Improve extraction accuracy through validation

Understand how the system improves extraction accuracy though user-provided changes in the Validator.

When a learning instance is created, the user has the option to enable this feature to send feedback to the learning instance based on user-provided changes in the Validator. In Document Automation, learning instances running in production mode can continuously "learn" whenever a user resizes or relocates the extraction region in the Validator.

The following graphic provides a visual overview of the process by which learning instances continuously receive feedback from validation:

Process of "teaching" learning instances through validation feedback

  1. An uploaded document passes through the extraction engine.
  2. If the learning instance successfully extracts the data, the document is added to the straight-through processing (STP) count and the extracted values are downloaded to a file in the Success folder.

    If the learning instance can not extract the data, the system evaluates whether the document contains an unfamiliar layout.

  3. If the learning instance does not recognize the document layout (new layout), the document is sent for manual validation where the user "teaches" the learning instance how to extract the data by setting the extraction region.
  4. The extracted values are downloaded to a file in the Success folder and the changes are collected in a feedback file, which is sent to the feedback database.
    Note:
    • Feedback is only collected when the user changes the extraction region. If the user manually inputs text, the system does not collect feedback.
    • The feedback file only contains data on the field location to improve extraction accuracy for subsequent documents.

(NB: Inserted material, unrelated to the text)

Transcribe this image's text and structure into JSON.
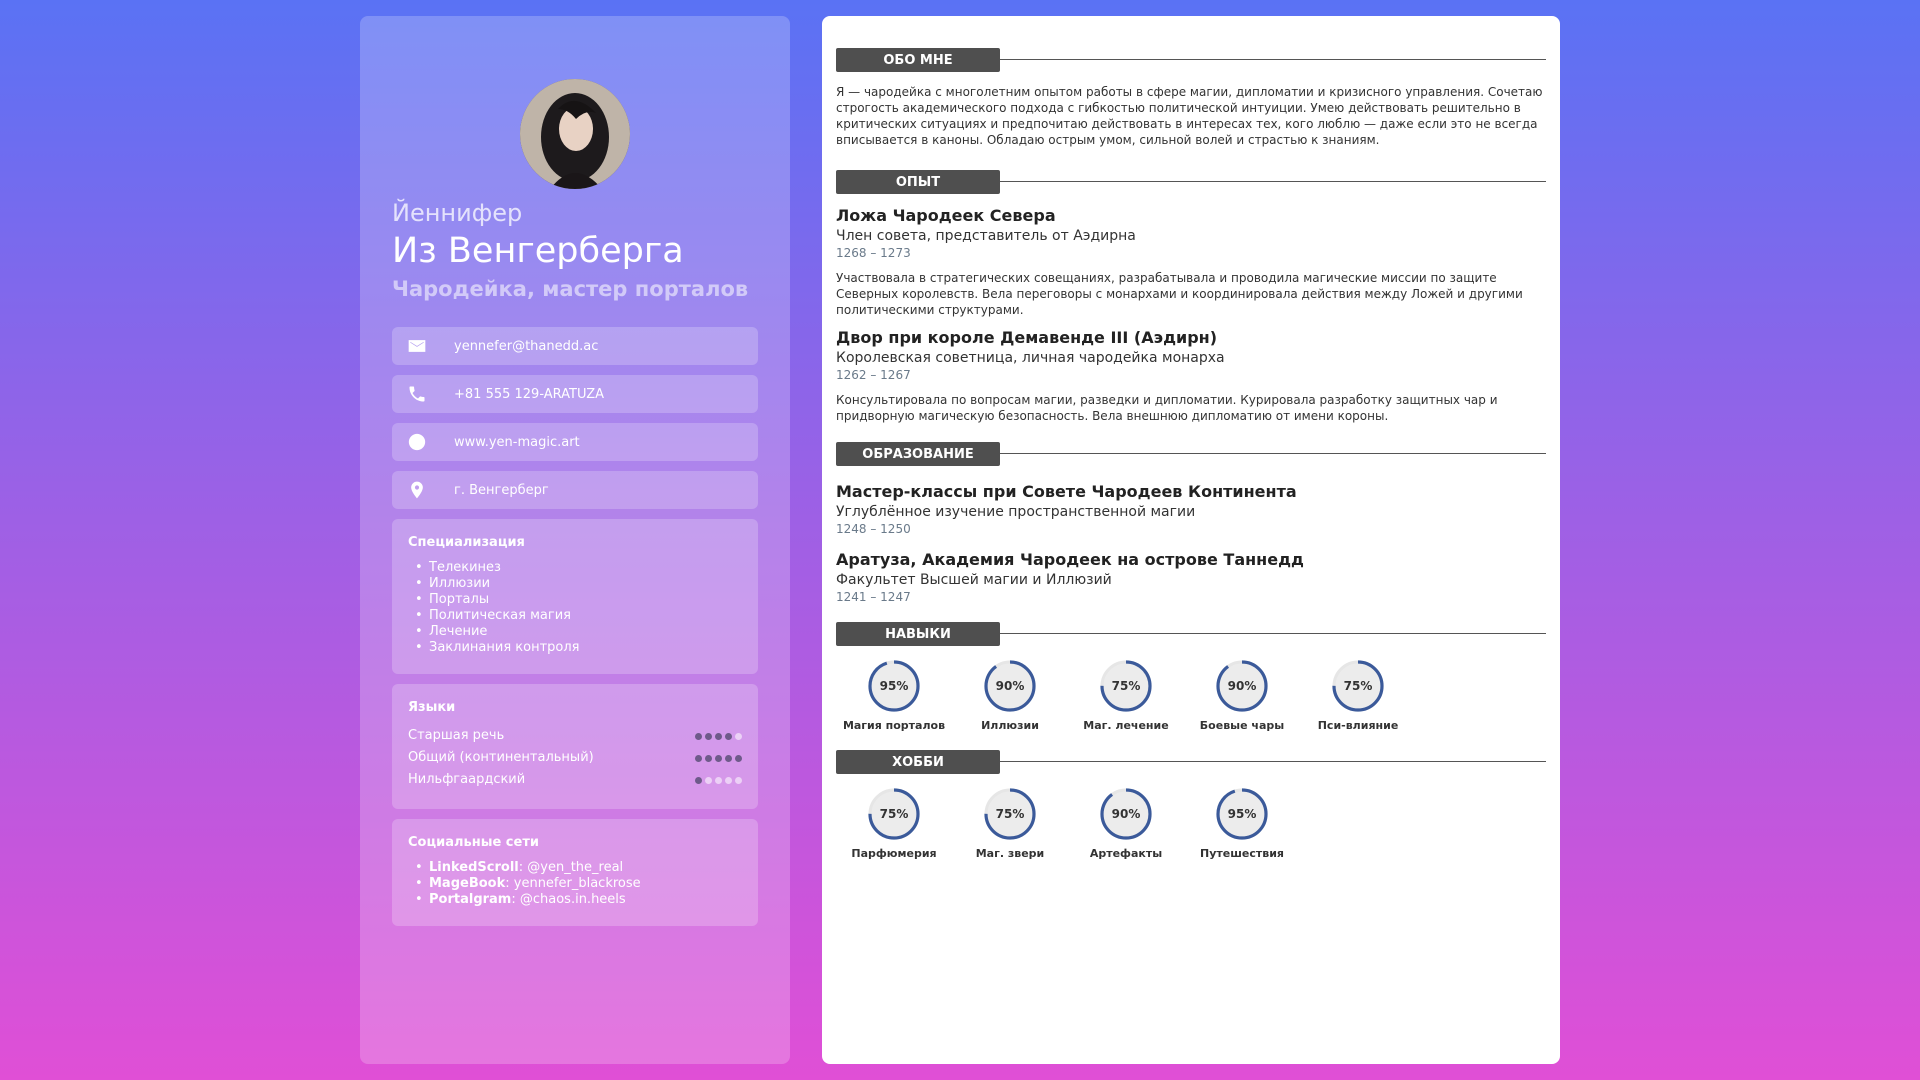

    If the learning instance recognizes the cluster, it retrieves previous feedback from the feedback database and uses it to extract data.

Use validation feedback to extract specific values in a table

As of Automation 360v.27, you can train a learning instance to extract data from a cell that contains more than one field.

For example, if a product description column also includes item number, you can outline the item number in the Validation interface. When the learning instance processes subsequent documents, it will extract the item number and ignore the product description.

Follow this process to configure a learning instance to extract specific values from a cell:
  1. Create a learning instance using an Automation Anywhere pretrained model and select the option to send validation feedback: Create a learning instance in Document Automation
  2. Upload a sample document: Process documents in Document Automation
  3. In the Validator, locate the field and redraw the box to only surround the values that you want to extract.
  4. After you click Submit, the information on the new extraction region is sent to the feedback database.
  5. Upload more documents to test the accuracy of extraction. When you are satisfied with the results, proceed to preparing the learning instance to run in production: Publish the learning instance to production

How Document Automation identifies new layouts

Document Automation extraction is based on object detection. During document processing, the extraction engine identifies objects, or key-value pairs of the field and associated value. The engine creates a "fingerprint" of the document, which stores the sequence of the objects and each object's location in the document.

When a document is processed, if the engine recognizes the keys and their locations, the document is classified and extracted based on that existing fingerprint. Otherwise, the engine saves a new fingerprint of the keys and their locations.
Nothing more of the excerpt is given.